With Complex Unicode

ollama run jamcon/qwen3-filemetadata "Akai yūgure ni terasa reta 葵半蔵 no hakurankai E03 (4k).mkv"

Non-Episode Content

ollama run jamcon/qwen3-filemetadata "Show Name OP [1080p].mkv"
# Returns episode=null with low confidence

Limitations

  1. CRC32 Validation: Only accepts valid hexadecimal characters (0-9, A-F). Non-hex strings in brackets (e.g., [BACON]) are not treated as CRC hashes.

  2. Season Inference: Never infers season from context. Only extracts when explicitly marked (S01, Season 1, etc.)

  3. Episode Requirements: For episode files, an explicit marker is preferred. Bare numbers may be inferred if they appear after clear separators, but confidence will be lower.

  4. Non-Episode Assets: Files marked as OP, ED, PV, CM, SP, OVA, OAD, NCED, NCOP, etc. will have episode=null unless an explicit episode marker is also present.

  5. Show Name Normalization: Applies Title Case normalization but preserves romanization artifacts and loanwords. May not perfectly match original formatting.

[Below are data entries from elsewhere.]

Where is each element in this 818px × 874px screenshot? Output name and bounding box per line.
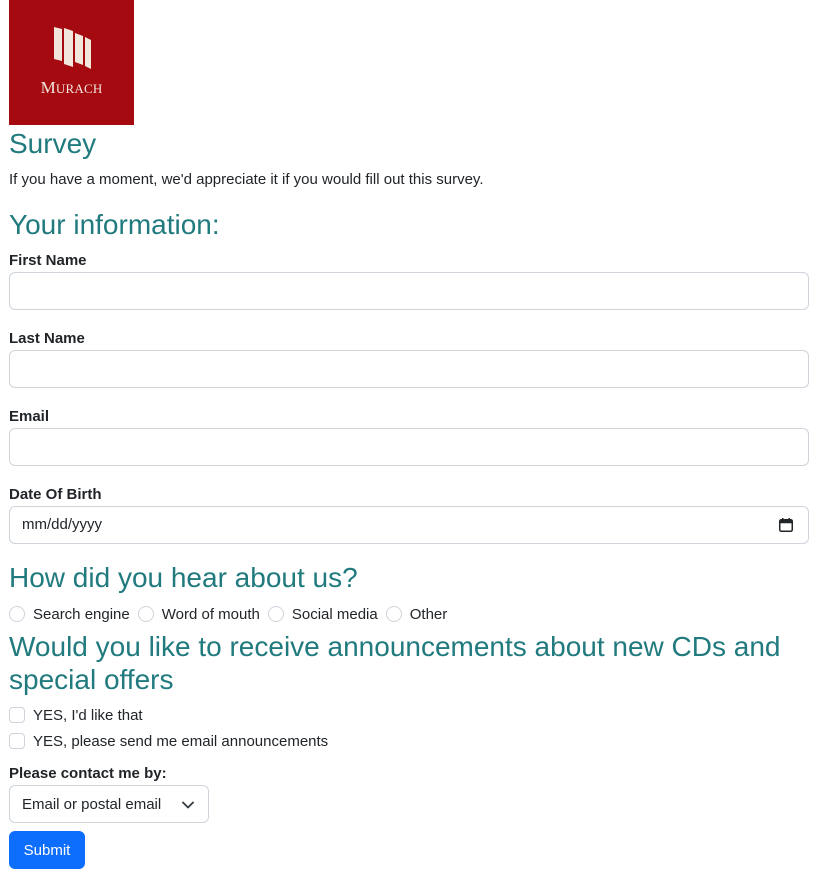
intro-text: If you have a moment, we'd appreciate it… — [9, 171, 484, 188]
calendar-icon[interactable] — [779, 518, 793, 532]
radio-social-media[interactable] — [267, 606, 284, 622]
announcements-heading-line2: special offers — [9, 664, 174, 695]
murach-logo-icon — [54, 27, 91, 69]
page-title: Survey — [9, 128, 97, 159]
contact-method-select[interactable]: Email or postal email — [9, 785, 209, 823]
hear-about-us-heading: How did you hear about us? — [9, 562, 358, 593]
email-input[interactable] — [9, 428, 809, 466]
last-name-label: Last Name — [9, 330, 85, 347]
hear-about-us-options: Search engine Word of mouth Social media… — [9, 605, 455, 623]
radio-label-word-of-mouth: Word of mouth — [161, 605, 260, 623]
chevron-down-icon — [182, 801, 194, 809]
yes-like-that-label: YES, I'd like that — [33, 706, 143, 724]
dob-label: Date Of Birth — [9, 486, 102, 503]
announcements-heading: Would you like to receive announcements … — [9, 630, 781, 696]
murach-logo: MURACH — [9, 0, 134, 125]
email-announcements-label: YES, please send me email announcements — [33, 732, 329, 750]
radio-other[interactable] — [385, 606, 402, 622]
logo-text: MURACH — [40, 78, 103, 97]
announcements-heading-line1: Would you like to receive announcements … — [9, 631, 781, 662]
yes-like-that-checkbox[interactable] — [9, 707, 25, 723]
submit-button[interactable]: Submit — [9, 831, 85, 869]
first-name-label: First Name — [9, 252, 87, 269]
dob-input[interactable]: mm/dd/yyyy — [9, 506, 809, 544]
email-announcements-checkbox[interactable] — [9, 733, 25, 749]
contact-method-value: Email or postal email — [22, 796, 162, 813]
contact-label: Please contact me by: — [9, 765, 167, 782]
first-name-input[interactable] — [9, 272, 809, 310]
radio-search-engine[interactable] — [9, 606, 25, 622]
email-label: Email — [9, 408, 50, 425]
announcements-checkbox-row: YES, I'd like that — [9, 706, 143, 724]
email-announcements-checkbox-row: YES, please send me email announcements — [9, 732, 328, 750]
radio-word-of-mouth[interactable] — [137, 606, 154, 622]
radio-label-other: Other — [409, 605, 448, 623]
radio-label-social-media: Social media — [291, 605, 378, 623]
your-information-heading: Your information: — [9, 209, 220, 240]
last-name-input[interactable] — [9, 350, 809, 388]
radio-label-search-engine: Search engine — [33, 605, 130, 623]
dob-placeholder: mm/dd/yyyy — [22, 516, 103, 533]
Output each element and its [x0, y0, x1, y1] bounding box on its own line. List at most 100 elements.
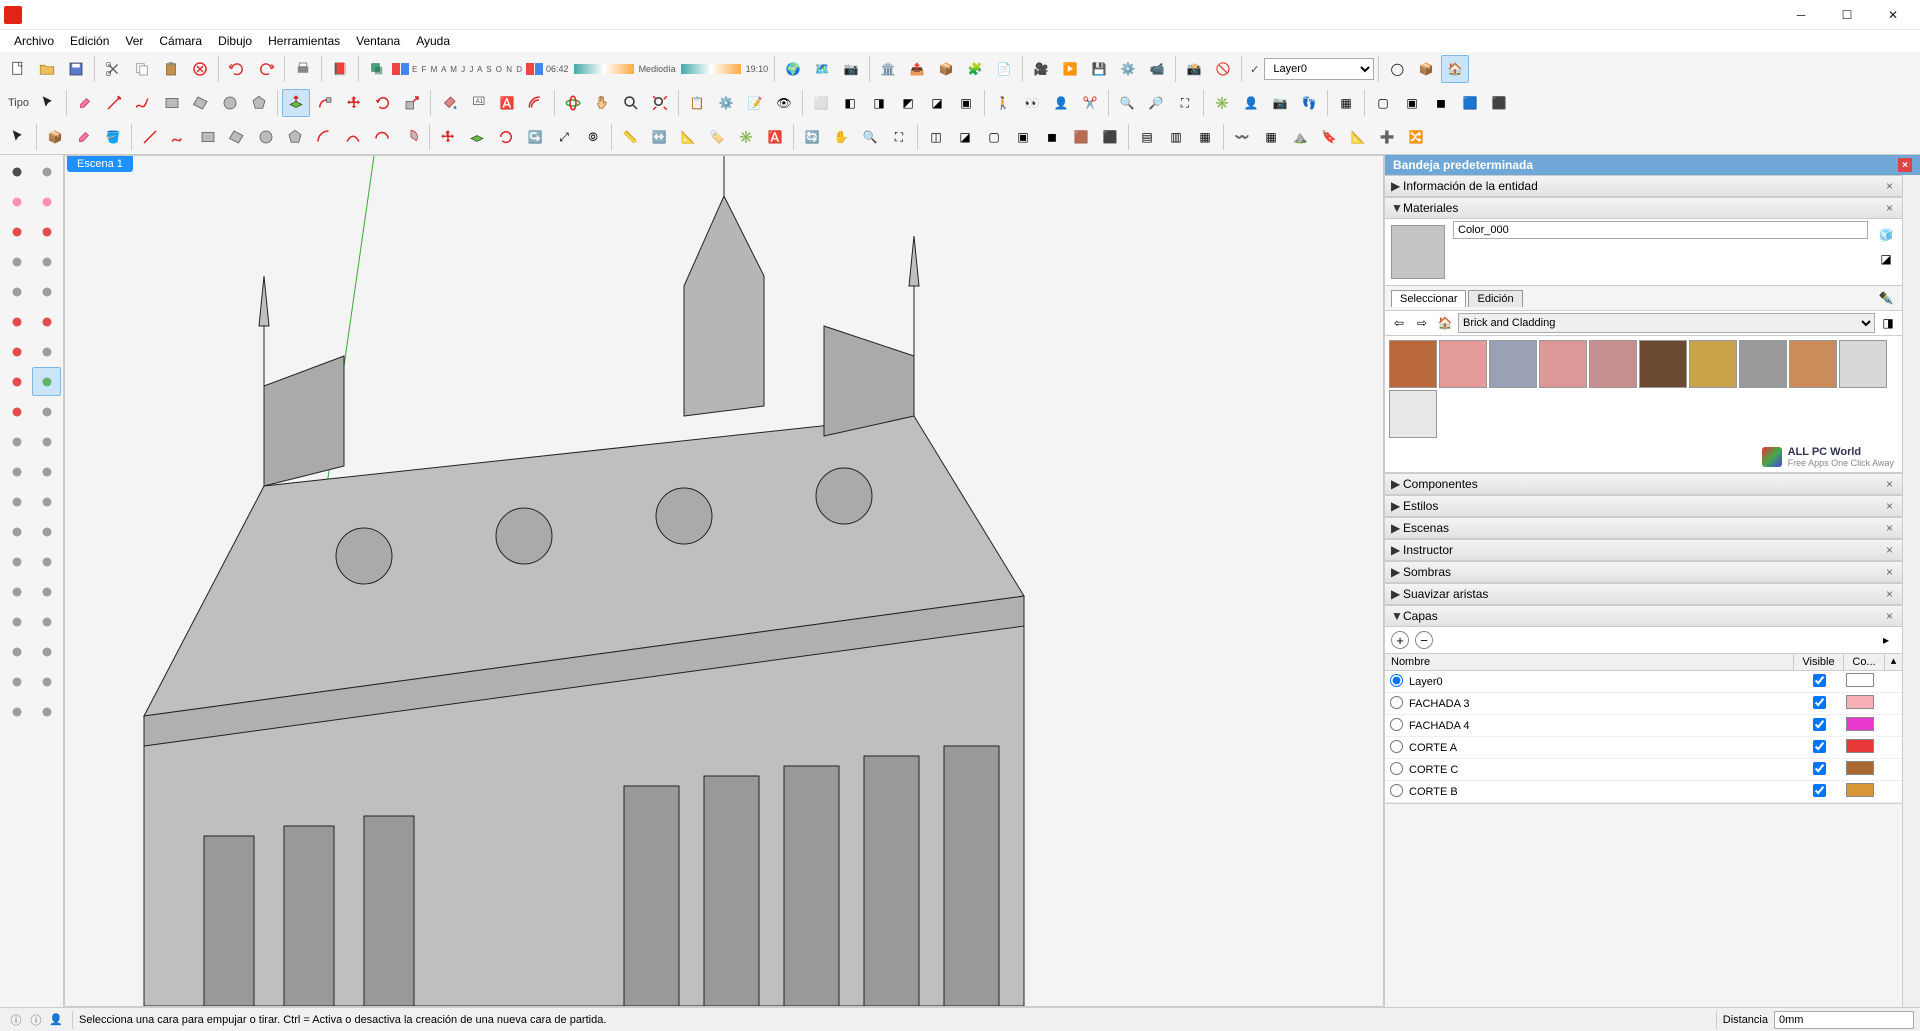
section-display-button[interactable]: ▦: [1332, 89, 1360, 117]
material-swatch[interactable]: [1589, 340, 1637, 388]
select-tool[interactable]: [34, 89, 62, 117]
freehand-tool-2[interactable]: [165, 123, 193, 151]
line-tool[interactable]: [2, 217, 31, 246]
backedges-button[interactable]: ◪: [951, 123, 979, 151]
pie-tool[interactable]: [397, 123, 425, 151]
panel-layers[interactable]: ▼Capas×: [1385, 605, 1902, 627]
component-attributes-button[interactable]: 📝: [741, 89, 769, 117]
scene-tab[interactable]: Escena 1: [67, 156, 133, 172]
zoom-all-tool[interactable]: ⛶: [1171, 89, 1199, 117]
offset-tool-2[interactable]: ⦾: [579, 123, 607, 151]
material-swatch[interactable]: [1639, 340, 1687, 388]
section-display-tool[interactable]: ▥: [1162, 123, 1190, 151]
layers-menu-button[interactable]: ▸: [1876, 630, 1896, 650]
help-icon[interactable]: ⓘ: [6, 1010, 26, 1030]
minimize-button[interactable]: ─: [1778, 0, 1824, 30]
pushpull-tool-2[interactable]: [463, 123, 491, 151]
material-category-select[interactable]: Brick and Cladding: [1458, 313, 1875, 333]
footprints-tool[interactable]: [2, 697, 31, 726]
arc3-tool[interactable]: [2, 337, 31, 366]
layer-visible-checkbox[interactable]: [1813, 674, 1826, 687]
redo-button[interactable]: [252, 55, 280, 83]
camera-icon[interactable]: 📷: [1266, 89, 1294, 117]
rotate-tool-2[interactable]: [492, 123, 520, 151]
menu-archivo[interactable]: Archivo: [6, 32, 62, 50]
panel-scenes[interactable]: ▶Escenas×: [1385, 517, 1902, 539]
outliner-button[interactable]: 📋: [683, 89, 711, 117]
pie-tool[interactable]: [32, 337, 61, 366]
layer-row[interactable]: CORTE C: [1385, 759, 1902, 781]
offset-tool[interactable]: [32, 427, 61, 456]
rot-rect-tool[interactable]: [32, 247, 61, 276]
layer-row[interactable]: Layer0: [1385, 671, 1902, 693]
layer-visible-checkbox[interactable]: [1813, 784, 1826, 797]
pan-tool[interactable]: [32, 547, 61, 576]
polygon-tool-2[interactable]: [281, 123, 309, 151]
line-tool-2[interactable]: [136, 123, 164, 151]
create-material-button[interactable]: 🧊: [1876, 225, 1896, 245]
text-tool[interactable]: [32, 487, 61, 516]
layer-row[interactable]: FACHADA 4: [1385, 715, 1902, 737]
style-mono-button[interactable]: ⬛: [1485, 89, 1513, 117]
tape-tool[interactable]: [2, 457, 31, 486]
pushpull-tool[interactable]: [282, 89, 310, 117]
arc-tool[interactable]: [310, 123, 338, 151]
print-button[interactable]: [289, 55, 317, 83]
3d-text-tool-2[interactable]: 🅰️: [761, 123, 789, 151]
home-button[interactable]: 🏠: [1435, 313, 1455, 333]
text-tool-2[interactable]: 🏷️: [703, 123, 731, 151]
zoom-extents-2[interactable]: ⛶: [885, 123, 913, 151]
sandbox-from-scratch[interactable]: ▦: [1257, 123, 1285, 151]
panel-components[interactable]: ▶Componentes×: [1385, 473, 1902, 495]
material-swatch[interactable]: [1839, 340, 1887, 388]
sandbox-flip-edge[interactable]: 🔀: [1402, 123, 1430, 151]
panel-instructor[interactable]: ▶Instructor×: [1385, 539, 1902, 561]
material-swatch[interactable]: [1389, 390, 1437, 438]
extension-warehouse-button[interactable]: 🧩: [961, 55, 989, 83]
paint-tool-2[interactable]: 🪣: [99, 123, 127, 151]
undo-button[interactable]: [223, 55, 251, 83]
freehand-tool[interactable]: [129, 89, 157, 117]
select-tool-2[interactable]: [4, 123, 32, 151]
zoom-tool[interactable]: [2, 577, 31, 606]
photo-match-button[interactable]: 📸: [1180, 55, 1208, 83]
section-plane-tool[interactable]: ▤: [1133, 123, 1161, 151]
menu-cámara[interactable]: Cámara: [151, 32, 210, 50]
rect-tool[interactable]: [2, 247, 31, 276]
material-swatch[interactable]: [1439, 340, 1487, 388]
style-shaded-button[interactable]: ◼: [1427, 89, 1455, 117]
video-settings-button[interactable]: ⚙️: [1114, 55, 1142, 83]
layer-active-radio[interactable]: [1390, 740, 1403, 753]
section-plane-button[interactable]: ✂️: [1076, 89, 1104, 117]
warehouse-share-button[interactable]: 📤: [903, 55, 931, 83]
followme-tool[interactable]: [311, 89, 339, 117]
person-icon[interactable]: 👤: [1237, 89, 1265, 117]
component-options-button[interactable]: ⚙️: [712, 89, 740, 117]
photo-match-stop-button[interactable]: 🚫: [1209, 55, 1237, 83]
freehand-tool[interactable]: [32, 217, 61, 246]
material-swatch[interactable]: [1389, 340, 1437, 388]
menu-ver[interactable]: Ver: [117, 32, 151, 50]
solid-outer-button[interactable]: ▣: [952, 89, 980, 117]
add-layer-button[interactable]: +: [1391, 631, 1409, 649]
eye-tool[interactable]: [32, 667, 61, 696]
viewport[interactable]: Escena 1: [64, 155, 1384, 1007]
panel-close-icon[interactable]: ×: [1883, 201, 1896, 215]
back-button[interactable]: ⇦: [1389, 313, 1409, 333]
sort-up-icon[interactable]: ▴: [1884, 654, 1902, 670]
arc-3pt-tool[interactable]: [368, 123, 396, 151]
iso-button[interactable]: 📦: [1412, 55, 1440, 83]
zoom-tool[interactable]: [617, 89, 645, 117]
layer-color-swatch[interactable]: [1846, 761, 1874, 775]
eraser-tool[interactable]: [71, 89, 99, 117]
shaded-textures-button[interactable]: 🟫: [1067, 123, 1095, 151]
close-button[interactable]: ✕: [1870, 0, 1916, 30]
3dtext-tool[interactable]: [32, 517, 61, 546]
save-button[interactable]: [62, 55, 90, 83]
panel-shadows[interactable]: ▶Sombras×: [1385, 561, 1902, 583]
model-info-button[interactable]: 📕: [326, 55, 354, 83]
menu-edición[interactable]: Edición: [62, 32, 117, 50]
solid-split-button[interactable]: ◪: [923, 89, 951, 117]
polygon-tool[interactable]: [32, 277, 61, 306]
new-file-button[interactable]: [4, 55, 32, 83]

  6. Context Window: 40K tokens. Very long filenames (>1000 characters) may be truncated.

Model Details

  • Base Model: Qwen3-14B
  • Size: 9.0GB (Q4_K_M quantized)
  • Context Window: 40K tokens
  • Fine-tuning: Supervised Fine-Tuning (SFT) with QLoRA
  • Training Data: Custom dataset of media filenames with metadata annotations

License

This model is based on Qwen3-14B. Please refer to the Qwen license for usage terms.